I am hugely worried about the week after the baby is born. She is really dependent on her father entertaining her, and I am really going to want his attention as well. I am pushing him to make arrangements to spend days with friends and relatives, but he is concerned that she will feel rejected. I think she will have more fun anyway--I'm just going to be nursing, bleeding and sleeping anyway. I would appreciate any ideas on how to make the 9 y.o. feel ok about being out of the house for a few days after birth.

Thanks--
Adrienne
post #17 of 20
So far we are planning on my mom being here for the birth and for a week after, but if for some reason she can't make it up in time, we have a pretty good network of friends who live close by that we can drop the kids off with.
post #18 of 20
We're planning a homebirth and my best friend will watch ds.
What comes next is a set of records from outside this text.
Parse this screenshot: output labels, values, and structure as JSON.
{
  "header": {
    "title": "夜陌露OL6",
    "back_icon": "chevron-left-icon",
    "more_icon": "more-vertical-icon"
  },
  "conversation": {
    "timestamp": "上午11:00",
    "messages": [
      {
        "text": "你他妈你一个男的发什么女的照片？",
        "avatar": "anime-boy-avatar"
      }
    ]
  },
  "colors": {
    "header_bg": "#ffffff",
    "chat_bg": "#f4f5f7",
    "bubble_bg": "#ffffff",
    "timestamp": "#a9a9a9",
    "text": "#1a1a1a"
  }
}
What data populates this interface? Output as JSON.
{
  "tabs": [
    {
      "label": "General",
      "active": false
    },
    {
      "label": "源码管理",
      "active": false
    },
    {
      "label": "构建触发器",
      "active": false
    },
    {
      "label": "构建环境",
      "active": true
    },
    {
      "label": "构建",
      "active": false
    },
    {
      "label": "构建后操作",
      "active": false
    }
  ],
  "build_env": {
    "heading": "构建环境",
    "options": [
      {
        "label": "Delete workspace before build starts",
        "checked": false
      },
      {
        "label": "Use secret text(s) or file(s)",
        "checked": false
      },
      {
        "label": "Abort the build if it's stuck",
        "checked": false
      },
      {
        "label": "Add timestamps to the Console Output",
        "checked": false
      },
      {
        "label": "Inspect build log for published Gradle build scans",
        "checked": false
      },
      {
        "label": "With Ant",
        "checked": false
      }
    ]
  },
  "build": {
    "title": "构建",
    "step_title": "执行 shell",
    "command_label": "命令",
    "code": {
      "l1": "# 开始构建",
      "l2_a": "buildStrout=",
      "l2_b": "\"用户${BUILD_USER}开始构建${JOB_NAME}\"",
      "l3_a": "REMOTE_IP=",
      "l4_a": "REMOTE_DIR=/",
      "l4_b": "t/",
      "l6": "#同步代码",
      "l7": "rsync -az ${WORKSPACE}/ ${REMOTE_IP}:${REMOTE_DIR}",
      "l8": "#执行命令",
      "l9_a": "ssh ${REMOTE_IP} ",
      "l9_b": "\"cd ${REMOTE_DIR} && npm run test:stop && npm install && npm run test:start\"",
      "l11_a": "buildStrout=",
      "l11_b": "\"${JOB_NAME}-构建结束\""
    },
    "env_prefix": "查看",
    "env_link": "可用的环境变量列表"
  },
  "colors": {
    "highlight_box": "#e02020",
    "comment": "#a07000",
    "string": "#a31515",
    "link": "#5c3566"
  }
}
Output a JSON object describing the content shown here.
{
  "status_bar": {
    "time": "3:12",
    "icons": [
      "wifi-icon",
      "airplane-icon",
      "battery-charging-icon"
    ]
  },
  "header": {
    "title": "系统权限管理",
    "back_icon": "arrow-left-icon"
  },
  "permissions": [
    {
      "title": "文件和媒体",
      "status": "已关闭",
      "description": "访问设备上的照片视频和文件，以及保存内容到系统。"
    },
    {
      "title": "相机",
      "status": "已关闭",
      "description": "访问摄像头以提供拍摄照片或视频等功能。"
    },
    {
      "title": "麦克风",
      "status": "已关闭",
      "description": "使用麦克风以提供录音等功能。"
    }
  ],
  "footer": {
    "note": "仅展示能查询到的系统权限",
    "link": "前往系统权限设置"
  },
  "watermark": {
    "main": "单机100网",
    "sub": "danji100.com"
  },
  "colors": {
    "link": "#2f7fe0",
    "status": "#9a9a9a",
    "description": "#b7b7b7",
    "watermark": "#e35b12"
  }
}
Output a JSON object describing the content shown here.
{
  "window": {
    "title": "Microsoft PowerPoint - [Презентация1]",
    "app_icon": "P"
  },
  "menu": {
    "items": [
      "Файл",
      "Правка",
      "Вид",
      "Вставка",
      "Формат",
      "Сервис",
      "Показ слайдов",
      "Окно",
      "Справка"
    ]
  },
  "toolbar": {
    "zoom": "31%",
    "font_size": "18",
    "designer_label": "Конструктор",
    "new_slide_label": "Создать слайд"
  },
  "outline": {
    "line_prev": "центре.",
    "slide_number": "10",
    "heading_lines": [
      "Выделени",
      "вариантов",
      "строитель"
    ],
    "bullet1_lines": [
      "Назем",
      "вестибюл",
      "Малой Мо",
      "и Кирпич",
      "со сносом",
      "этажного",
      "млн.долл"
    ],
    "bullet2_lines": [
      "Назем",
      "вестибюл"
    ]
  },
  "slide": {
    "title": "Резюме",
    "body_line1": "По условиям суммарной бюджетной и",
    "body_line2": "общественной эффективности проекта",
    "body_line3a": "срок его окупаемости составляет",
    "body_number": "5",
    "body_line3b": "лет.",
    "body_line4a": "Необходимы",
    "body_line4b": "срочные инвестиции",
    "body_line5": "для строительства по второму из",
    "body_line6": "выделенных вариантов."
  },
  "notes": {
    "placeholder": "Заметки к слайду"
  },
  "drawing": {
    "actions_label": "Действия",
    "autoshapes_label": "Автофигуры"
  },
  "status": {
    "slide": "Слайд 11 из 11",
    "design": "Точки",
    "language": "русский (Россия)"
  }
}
Depending on how labor goes and when it starts, we'll either call her right away or wait a bit. They'll make a cake and go to the park, play in our inflatable pool, the sandbox, just basically have a good time and if ds wants to watch/be around while the birthing is happening, that's great - but we'll let him lead.
post #19 of 20
My in-laws will likely watch my DS (he will be 3 then). The birth center has a play area and he is welcome there with someone with him, and we will just see how it goes on how he does. If it bothers him or he is just plain bored, they can take him out for walks in the neighborhood, to eat, whatever and check in.
post #20 of 20
Ugggh- I have to start thinking about this. My DS will probably stay at home and I will have someone come over until my parents or sister can get to the house.
At the birthing center, they have a queen size bed, etc. - so DH and Ds can sleep over if they want. I just don't want him at the actual birth, but will be so excited to show him the baby immediately after.
I will have a couple of neighbors on call if I go in in the middle of the night.